The cell phone theory had 15-minutes of fame, and really wasn’t taken as seriously in the beek and entomology community as among the media and general public. But the other major possible contributors to CCD _do_ exist, and _do_ plague honeybee hives world wide. CCD _is_ a big deal. We just don’t yet know enough about it to solve the problem. That’s why so many bee researchers are working on it.
January 4th, 2012 at 6:34 pm
Pedantry alert:
It’s the Marie Celeste, not the Mary Rose:
http://en.wikipedia.org/wiki/Marie_Celeste
http://en.wikipedia.org/wiki/Mary_Rose
January 5th, 2012 at 8:04 pm
So how do we put up fly traps near our bee hives without capturing bees too….
January 6th, 2012 at 6:41 pm
Some years ago we had a wasp infestation inside the walls of our home (some smaller relative of hornets by type).
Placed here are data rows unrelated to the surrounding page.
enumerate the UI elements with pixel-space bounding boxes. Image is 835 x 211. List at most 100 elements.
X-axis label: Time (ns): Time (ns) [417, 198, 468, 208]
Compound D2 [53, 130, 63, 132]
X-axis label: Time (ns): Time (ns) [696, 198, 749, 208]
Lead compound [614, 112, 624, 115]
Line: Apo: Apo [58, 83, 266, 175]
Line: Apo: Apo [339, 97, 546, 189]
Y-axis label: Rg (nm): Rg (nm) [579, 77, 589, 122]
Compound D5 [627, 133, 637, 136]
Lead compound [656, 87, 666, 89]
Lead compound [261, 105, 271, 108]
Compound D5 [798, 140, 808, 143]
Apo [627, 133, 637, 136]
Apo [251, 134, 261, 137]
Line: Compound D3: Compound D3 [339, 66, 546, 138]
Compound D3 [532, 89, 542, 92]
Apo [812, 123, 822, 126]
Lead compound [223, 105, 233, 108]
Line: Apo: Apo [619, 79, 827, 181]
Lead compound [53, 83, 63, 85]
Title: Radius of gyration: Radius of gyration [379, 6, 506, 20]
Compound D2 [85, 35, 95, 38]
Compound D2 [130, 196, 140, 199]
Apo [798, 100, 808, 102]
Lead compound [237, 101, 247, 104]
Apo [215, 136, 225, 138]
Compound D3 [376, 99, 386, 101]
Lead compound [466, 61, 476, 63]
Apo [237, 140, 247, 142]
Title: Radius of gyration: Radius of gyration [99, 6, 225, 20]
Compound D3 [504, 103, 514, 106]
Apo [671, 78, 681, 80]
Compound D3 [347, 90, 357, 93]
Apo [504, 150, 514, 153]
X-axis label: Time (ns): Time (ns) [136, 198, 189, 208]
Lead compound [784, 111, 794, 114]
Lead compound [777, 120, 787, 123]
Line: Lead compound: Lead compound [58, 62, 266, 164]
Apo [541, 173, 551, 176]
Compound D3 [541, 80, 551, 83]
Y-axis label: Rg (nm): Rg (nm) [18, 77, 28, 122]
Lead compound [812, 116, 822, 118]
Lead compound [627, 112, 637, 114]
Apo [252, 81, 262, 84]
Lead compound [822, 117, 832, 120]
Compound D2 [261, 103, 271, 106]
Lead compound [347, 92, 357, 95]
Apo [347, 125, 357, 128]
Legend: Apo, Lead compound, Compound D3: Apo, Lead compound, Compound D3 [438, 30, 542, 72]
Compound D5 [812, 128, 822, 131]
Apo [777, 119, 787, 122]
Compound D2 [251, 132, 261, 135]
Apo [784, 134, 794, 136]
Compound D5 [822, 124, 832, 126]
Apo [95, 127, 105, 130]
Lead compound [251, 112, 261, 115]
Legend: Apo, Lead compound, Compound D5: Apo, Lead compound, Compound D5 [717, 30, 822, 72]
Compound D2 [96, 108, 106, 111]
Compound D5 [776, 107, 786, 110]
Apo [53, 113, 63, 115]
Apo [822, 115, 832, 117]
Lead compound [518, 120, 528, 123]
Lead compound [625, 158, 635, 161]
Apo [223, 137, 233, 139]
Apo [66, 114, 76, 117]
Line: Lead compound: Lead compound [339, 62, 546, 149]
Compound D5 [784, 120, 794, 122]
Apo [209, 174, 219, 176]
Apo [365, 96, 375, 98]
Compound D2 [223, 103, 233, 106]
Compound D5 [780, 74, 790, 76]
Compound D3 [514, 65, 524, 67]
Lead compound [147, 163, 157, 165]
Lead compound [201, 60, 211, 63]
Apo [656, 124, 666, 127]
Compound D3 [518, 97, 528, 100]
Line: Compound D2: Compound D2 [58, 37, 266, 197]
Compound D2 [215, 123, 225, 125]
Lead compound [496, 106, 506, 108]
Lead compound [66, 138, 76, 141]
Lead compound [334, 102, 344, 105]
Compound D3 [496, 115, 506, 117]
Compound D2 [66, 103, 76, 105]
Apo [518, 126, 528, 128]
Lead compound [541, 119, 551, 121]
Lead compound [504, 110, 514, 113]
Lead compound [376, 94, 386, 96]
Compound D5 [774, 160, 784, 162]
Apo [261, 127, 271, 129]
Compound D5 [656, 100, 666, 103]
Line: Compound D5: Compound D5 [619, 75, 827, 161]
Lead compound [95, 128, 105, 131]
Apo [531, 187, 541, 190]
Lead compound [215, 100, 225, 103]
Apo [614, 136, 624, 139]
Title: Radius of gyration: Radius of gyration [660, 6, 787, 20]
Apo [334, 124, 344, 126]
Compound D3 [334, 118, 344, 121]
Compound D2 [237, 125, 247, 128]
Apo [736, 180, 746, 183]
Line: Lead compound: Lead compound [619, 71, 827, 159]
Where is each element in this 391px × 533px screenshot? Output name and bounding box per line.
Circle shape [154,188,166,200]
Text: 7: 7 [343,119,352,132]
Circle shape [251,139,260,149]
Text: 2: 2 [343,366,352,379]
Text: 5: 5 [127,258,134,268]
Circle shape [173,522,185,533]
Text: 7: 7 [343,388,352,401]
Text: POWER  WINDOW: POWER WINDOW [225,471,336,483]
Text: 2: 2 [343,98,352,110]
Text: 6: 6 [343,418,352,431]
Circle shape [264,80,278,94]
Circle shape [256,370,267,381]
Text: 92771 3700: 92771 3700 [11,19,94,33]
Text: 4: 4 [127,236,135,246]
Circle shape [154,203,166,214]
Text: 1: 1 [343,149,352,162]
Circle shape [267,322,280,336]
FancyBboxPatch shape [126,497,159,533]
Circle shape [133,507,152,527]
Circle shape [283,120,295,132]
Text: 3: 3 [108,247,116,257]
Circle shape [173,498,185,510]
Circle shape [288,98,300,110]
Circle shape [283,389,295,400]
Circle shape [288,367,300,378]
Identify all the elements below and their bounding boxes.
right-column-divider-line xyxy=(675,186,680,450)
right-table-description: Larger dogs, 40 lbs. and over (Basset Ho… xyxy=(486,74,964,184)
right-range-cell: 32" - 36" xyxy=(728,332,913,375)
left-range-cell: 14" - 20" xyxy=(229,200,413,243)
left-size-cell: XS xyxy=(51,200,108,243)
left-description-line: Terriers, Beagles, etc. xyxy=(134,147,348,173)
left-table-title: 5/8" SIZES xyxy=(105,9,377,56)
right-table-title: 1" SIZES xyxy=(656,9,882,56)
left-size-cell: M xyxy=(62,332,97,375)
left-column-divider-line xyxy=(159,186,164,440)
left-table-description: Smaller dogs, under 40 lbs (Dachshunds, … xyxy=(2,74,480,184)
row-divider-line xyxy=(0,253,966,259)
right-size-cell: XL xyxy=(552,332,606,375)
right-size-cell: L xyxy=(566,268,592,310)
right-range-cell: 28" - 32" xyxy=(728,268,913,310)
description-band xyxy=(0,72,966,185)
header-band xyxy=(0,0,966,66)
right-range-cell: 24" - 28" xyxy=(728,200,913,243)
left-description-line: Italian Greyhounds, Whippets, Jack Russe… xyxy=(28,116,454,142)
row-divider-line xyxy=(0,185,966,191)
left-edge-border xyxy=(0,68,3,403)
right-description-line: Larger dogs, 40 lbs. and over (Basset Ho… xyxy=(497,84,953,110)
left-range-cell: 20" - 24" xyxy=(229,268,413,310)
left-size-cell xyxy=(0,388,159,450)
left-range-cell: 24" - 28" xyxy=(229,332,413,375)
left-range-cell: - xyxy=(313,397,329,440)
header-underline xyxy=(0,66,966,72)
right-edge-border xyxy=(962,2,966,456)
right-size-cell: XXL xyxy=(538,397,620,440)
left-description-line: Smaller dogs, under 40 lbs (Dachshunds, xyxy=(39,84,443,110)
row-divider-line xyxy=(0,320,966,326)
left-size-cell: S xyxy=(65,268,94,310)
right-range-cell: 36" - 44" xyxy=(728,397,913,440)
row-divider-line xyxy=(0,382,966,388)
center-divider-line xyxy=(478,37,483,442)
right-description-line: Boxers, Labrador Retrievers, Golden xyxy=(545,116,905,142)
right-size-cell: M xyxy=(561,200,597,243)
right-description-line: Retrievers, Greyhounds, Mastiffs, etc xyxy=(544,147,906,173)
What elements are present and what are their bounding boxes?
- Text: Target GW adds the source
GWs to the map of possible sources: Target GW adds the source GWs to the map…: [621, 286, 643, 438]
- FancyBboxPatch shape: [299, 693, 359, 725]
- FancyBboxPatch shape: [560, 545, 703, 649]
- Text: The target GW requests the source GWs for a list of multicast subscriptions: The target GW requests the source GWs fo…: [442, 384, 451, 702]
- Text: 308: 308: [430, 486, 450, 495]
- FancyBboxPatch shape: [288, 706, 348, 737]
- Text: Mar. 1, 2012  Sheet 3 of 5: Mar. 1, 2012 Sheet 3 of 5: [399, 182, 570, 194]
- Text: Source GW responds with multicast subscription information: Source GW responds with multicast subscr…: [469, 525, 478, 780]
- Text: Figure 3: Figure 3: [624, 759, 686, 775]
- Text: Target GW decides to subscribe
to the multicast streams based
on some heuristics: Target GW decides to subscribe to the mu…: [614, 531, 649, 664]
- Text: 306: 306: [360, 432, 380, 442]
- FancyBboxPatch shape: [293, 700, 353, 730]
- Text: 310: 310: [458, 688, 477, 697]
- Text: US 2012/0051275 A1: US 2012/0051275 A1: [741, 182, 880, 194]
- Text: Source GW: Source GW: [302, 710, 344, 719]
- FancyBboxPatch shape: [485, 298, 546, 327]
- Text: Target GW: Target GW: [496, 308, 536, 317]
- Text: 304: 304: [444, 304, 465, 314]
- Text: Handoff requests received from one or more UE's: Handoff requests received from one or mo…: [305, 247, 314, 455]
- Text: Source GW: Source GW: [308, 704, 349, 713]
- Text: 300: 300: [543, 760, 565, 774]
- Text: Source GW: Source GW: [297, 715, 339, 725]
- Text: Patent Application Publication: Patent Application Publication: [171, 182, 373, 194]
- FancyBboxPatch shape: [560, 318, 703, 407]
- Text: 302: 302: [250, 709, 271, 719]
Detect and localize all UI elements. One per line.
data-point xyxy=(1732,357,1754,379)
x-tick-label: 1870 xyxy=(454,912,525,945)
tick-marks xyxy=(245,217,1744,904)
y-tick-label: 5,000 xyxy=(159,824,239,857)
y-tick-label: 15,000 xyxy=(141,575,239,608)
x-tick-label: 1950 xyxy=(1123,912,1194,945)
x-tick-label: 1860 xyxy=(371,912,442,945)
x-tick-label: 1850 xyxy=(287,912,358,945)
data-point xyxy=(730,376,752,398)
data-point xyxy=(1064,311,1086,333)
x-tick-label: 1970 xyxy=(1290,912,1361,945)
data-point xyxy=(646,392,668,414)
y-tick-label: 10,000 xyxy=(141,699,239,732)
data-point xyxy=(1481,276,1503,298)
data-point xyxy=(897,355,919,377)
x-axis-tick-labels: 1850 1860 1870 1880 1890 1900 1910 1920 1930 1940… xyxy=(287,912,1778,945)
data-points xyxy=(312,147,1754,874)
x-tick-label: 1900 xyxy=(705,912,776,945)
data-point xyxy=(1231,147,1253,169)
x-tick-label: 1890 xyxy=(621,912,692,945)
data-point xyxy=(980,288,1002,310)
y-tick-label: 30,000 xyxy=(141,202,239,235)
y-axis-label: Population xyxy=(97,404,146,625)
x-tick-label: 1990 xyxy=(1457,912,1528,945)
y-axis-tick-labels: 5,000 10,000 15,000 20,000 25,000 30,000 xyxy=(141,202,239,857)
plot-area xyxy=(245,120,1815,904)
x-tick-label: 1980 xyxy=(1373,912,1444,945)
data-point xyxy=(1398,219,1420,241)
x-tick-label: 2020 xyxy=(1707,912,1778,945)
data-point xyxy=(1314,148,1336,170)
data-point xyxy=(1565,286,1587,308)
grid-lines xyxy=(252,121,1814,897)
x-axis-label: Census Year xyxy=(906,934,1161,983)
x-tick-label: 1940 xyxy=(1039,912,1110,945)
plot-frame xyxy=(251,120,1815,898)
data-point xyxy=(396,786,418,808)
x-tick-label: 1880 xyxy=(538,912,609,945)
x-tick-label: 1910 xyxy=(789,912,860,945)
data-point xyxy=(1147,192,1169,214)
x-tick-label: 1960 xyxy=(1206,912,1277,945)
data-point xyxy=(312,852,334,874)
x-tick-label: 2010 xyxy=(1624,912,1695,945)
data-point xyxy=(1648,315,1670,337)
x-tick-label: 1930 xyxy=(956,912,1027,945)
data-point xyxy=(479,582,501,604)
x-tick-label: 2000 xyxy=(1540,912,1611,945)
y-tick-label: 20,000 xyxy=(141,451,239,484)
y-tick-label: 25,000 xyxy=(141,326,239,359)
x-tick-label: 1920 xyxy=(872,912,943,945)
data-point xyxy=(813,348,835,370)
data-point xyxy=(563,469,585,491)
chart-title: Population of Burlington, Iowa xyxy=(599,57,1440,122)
Rather than pay for extermination I just fitted a long extension to a shop vacuum and mounted it under their entrance outside and waited. One by one foragers fell into the trap, either coming or going- many hundreds, if not more. Once they stopped coming I attached the hose to the exhaust of my car and ran that for about 20 minutes. In the days after I noticed many small flies coming and going from the nest entrance. In a week the colony was kaput. It makes me think that nests in crisis are releasing some chemical signal that attracts the flies- didn’t see any coming or going before the vacuuming.
February 17th, 2012 at 10:19 am
I found an infected bee in Largo,Florida. Just in case this might be of use.
March 14th, 2012 at 9:46 pm
I just found a number of dead bees around the outside of a house in Katy Texas missing their heads. They don’t appear to be honeybees or bumble bees. Very strange times we live in these days.